En ce temps-là, Jésus disait aux foules : « Il en est du règne de Dieu comme d’un homme qui jette en terre la semence :
nuit et jour, qu’il dorme ou qu’il se lève, la semence germe et grandit, il ne sait comment.
D’elle-même, la terre produit d’abord l’herbe, puis l’épi, enfin du blé plein l’épi.
Et dès que le blé est mûr, il y met la faucille, puisque le temps de la moisson est arrivé. »
Il disait encore : « À quoi allons-nous comparer le règne de Dieu ? Par quelle parabole pouvons-nous le représenter ?
Il est comme une graine de moutarde : quand on la sème en terre, elle est la plus petite de toutes les semences.
Mais quand on l’a semée, elle grandit et dépasse toutes les plantes potagères ; et elle étend de longues branches, si bien que les oiseaux du ciel peuvent faire leur nid à son ombre. »
Par de nombreuses paraboles semblables, Jésus leur annonçait la Parole, dans la mesure où ils étaient capables de l’entendre.
Il ne leur disait rien sans parabole, mais il expliquait tout à ses disciples en particulier.

 

COMMENTAIRE

J’aimerais commenter la parole de Dieu en rappelant tout d’abord un événement qui m’est arrivé il y a bien des années. Alors que j’avais 29 ans, j’ai dû subir une opération au genou.

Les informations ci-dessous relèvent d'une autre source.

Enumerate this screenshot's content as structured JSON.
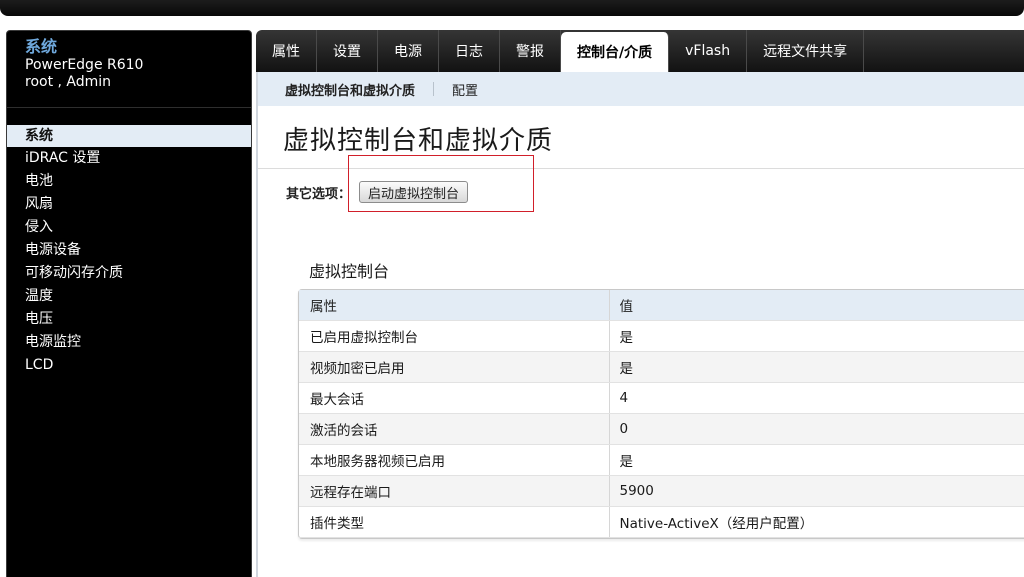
{
  "sidebar": {
    "brand": "系统",
    "model": "PowerEdge R610",
    "user": "root , Admin",
    "items": [
      {
        "label": "系统"
      },
      {
        "label": "iDRAC 设置"
      },
      {
        "label": "电池"
      },
      {
        "label": "风扇"
      },
      {
        "label": "侵入"
      },
      {
        "label": "电源设备"
      },
      {
        "label": "可移动闪存介质"
      },
      {
        "label": "温度"
      },
      {
        "label": "电压"
      },
      {
        "label": "电源监控"
      },
      {
        "label": "LCD"
      }
    ]
  },
  "tabs": [
    {
      "label": "属性"
    },
    {
      "label": "设置"
    },
    {
      "label": "电源"
    },
    {
      "label": "日志"
    },
    {
      "label": "警报"
    },
    {
      "label": "控制台/介质"
    },
    {
      "label": "vFlash"
    },
    {
      "label": "远程文件共享"
    }
  ],
  "subtabs": [
    {
      "label": "虚拟控制台和虚拟介质"
    },
    {
      "label": "配置"
    }
  ],
  "page": {
    "title": "虚拟控制台和虚拟介质",
    "options_label": "其它选项：",
    "launch_button": "启动虚拟控制台",
    "section_title": "虚拟控制台"
  },
  "table": {
    "headers": [
      "属性",
      "值"
    ],
    "rows": [
      [
        "已启用虚拟控制台",
        "是"
      ],
      [
        "视频加密已启用",
        "是"
      ],
      [
        "最大会话",
        "4"
      ],
      [
        "激活的会话",
        "0"
      ],
      [
        "本地服务器视频已启用",
        "是"
      ],
      [
        "远程存在端口",
        "5900"
      ],
      [
        "插件类型",
        "Native-ActiveX（经用户配置）"
      ]
    ]
  },
  "colors": {
    "accent_blue": "#6fa8dc",
    "subnav_bg": "#e3ecf5",
    "highlight_red": "#d11f2a"
  }
}
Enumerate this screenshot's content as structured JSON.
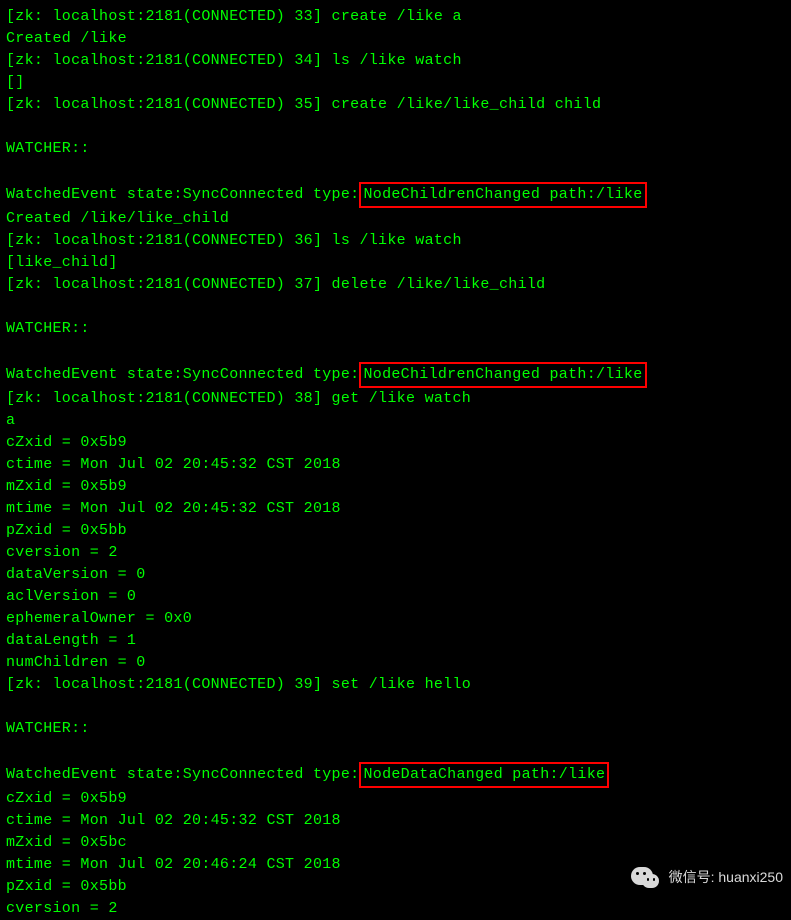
{
  "terminal": {
    "lines": [
      {
        "text": "[zk: localhost:2181(CONNECTED) 33] create /like a"
      },
      {
        "text": "Created /like"
      },
      {
        "text": "[zk: localhost:2181(CONNECTED) 34] ls /like watch"
      },
      {
        "text": "[]"
      },
      {
        "text": "[zk: localhost:2181(CONNECTED) 35] create /like/like_child child"
      },
      {
        "text": ""
      },
      {
        "text": "WATCHER::"
      },
      {
        "text": ""
      },
      {
        "prefix": "WatchedEvent state:SyncConnected type:",
        "highlighted": "NodeChildrenChanged path:/like"
      },
      {
        "text": "Created /like/like_child"
      },
      {
        "text": "[zk: localhost:2181(CONNECTED) 36] ls /like watch"
      },
      {
        "text": "[like_child]"
      },
      {
        "text": "[zk: localhost:2181(CONNECTED) 37] delete /like/like_child"
      },
      {
        "text": ""
      },
      {
        "text": "WATCHER::"
      },
      {
        "text": ""
      },
      {
        "prefix": "WatchedEvent state:SyncConnected type:",
        "highlighted": "NodeChildrenChanged path:/like"
      },
      {
        "text": "[zk: localhost:2181(CONNECTED) 38] get /like watch"
      },
      {
        "text": "a"
      },
      {
        "text": "cZxid = 0x5b9"
      },
      {
        "text": "ctime = Mon Jul 02 20:45:32 CST 2018"
      },
      {
        "text": "mZxid = 0x5b9"
      },
      {
        "text": "mtime = Mon Jul 02 20:45:32 CST 2018"
      },
      {
        "text": "pZxid = 0x5bb"
      },
      {
        "text": "cversion = 2"
      },
      {
        "text": "dataVersion = 0"
      },
      {
        "text": "aclVersion = 0"
      },
      {
        "text": "ephemeralOwner = 0x0"
      },
      {
        "text": "dataLength = 1"
      },
      {
        "text": "numChildren = 0"
      },
      {
        "text": "[zk: localhost:2181(CONNECTED) 39] set /like hello"
      },
      {
        "text": ""
      },
      {
        "text": "WATCHER::"
      },
      {
        "text": ""
      },
      {
        "prefix": "WatchedEvent state:SyncConnected type:",
        "highlighted": "NodeDataChanged path:/like"
      },
      {
        "text": "cZxid = 0x5b9"
      },
      {
        "text": "ctime = Mon Jul 02 20:45:32 CST 2018"
      },
      {
        "text": "mZxid = 0x5bc"
      },
      {
        "text": "mtime = Mon Jul 02 20:46:24 CST 2018"
      },
      {
        "text": "pZxid = 0x5bb"
      },
      {
        "text": "cversion = 2"
      }
    ]
  },
  "watermark": {
    "label": "微信号: huanxi250"
  }
}
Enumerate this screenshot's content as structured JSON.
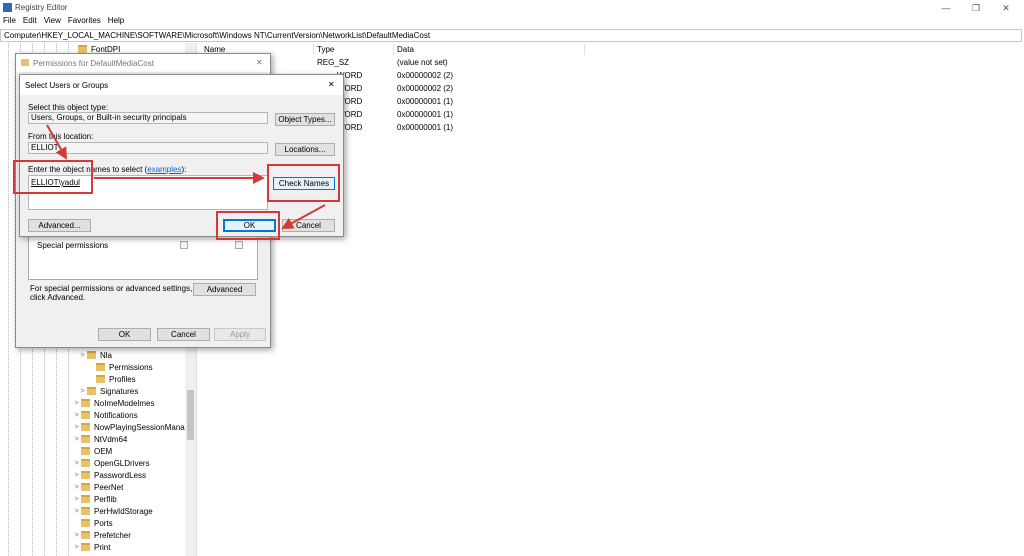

À ma troisième nuit d’hospitalisation, alors que la douleur était encore vive, l’infirmière m’informa que je n’avais plus droit à l’antidouleur, puisque j’étais censé avoir dépassé le seuil critique de la douleur. Prise de compassion devant ma souffrance, cette infirmière accepta néanmoins de faire un passe-droit et elle me dit en me remettant mon médicament : « C’est que vous n’êtes pas habitué à la souffrance. » Je l’avais trouvée sage et j’ai toujours été convaincu qu’une grande leçon de la vie m’avait été donnée. Cette leçon nous concerne tous.

Pour les plus anciens parmi nous, nous venons d’un catholicisme qui a grandi dans la ouate, bien encadré, bien enrégimenté, de force ou de gré, à l’école, à l’église et en famille, où il était facile de croire. Une époque où l’on retrouvait une église, ou un couvent à tous les coins de rue ou presque. Mais les temps ont changé, et de nous sentir parfois étrangers dans notre propre société est assez nouveau pour les catholiques d’ici. Nous ne sommes pas habitués à cette souffrance, à cette blessure. Comme le dit l’auteur de la lettre aux Hébreux 12,4 : « Vous n’avez pas encore résisté jusqu’au sang… »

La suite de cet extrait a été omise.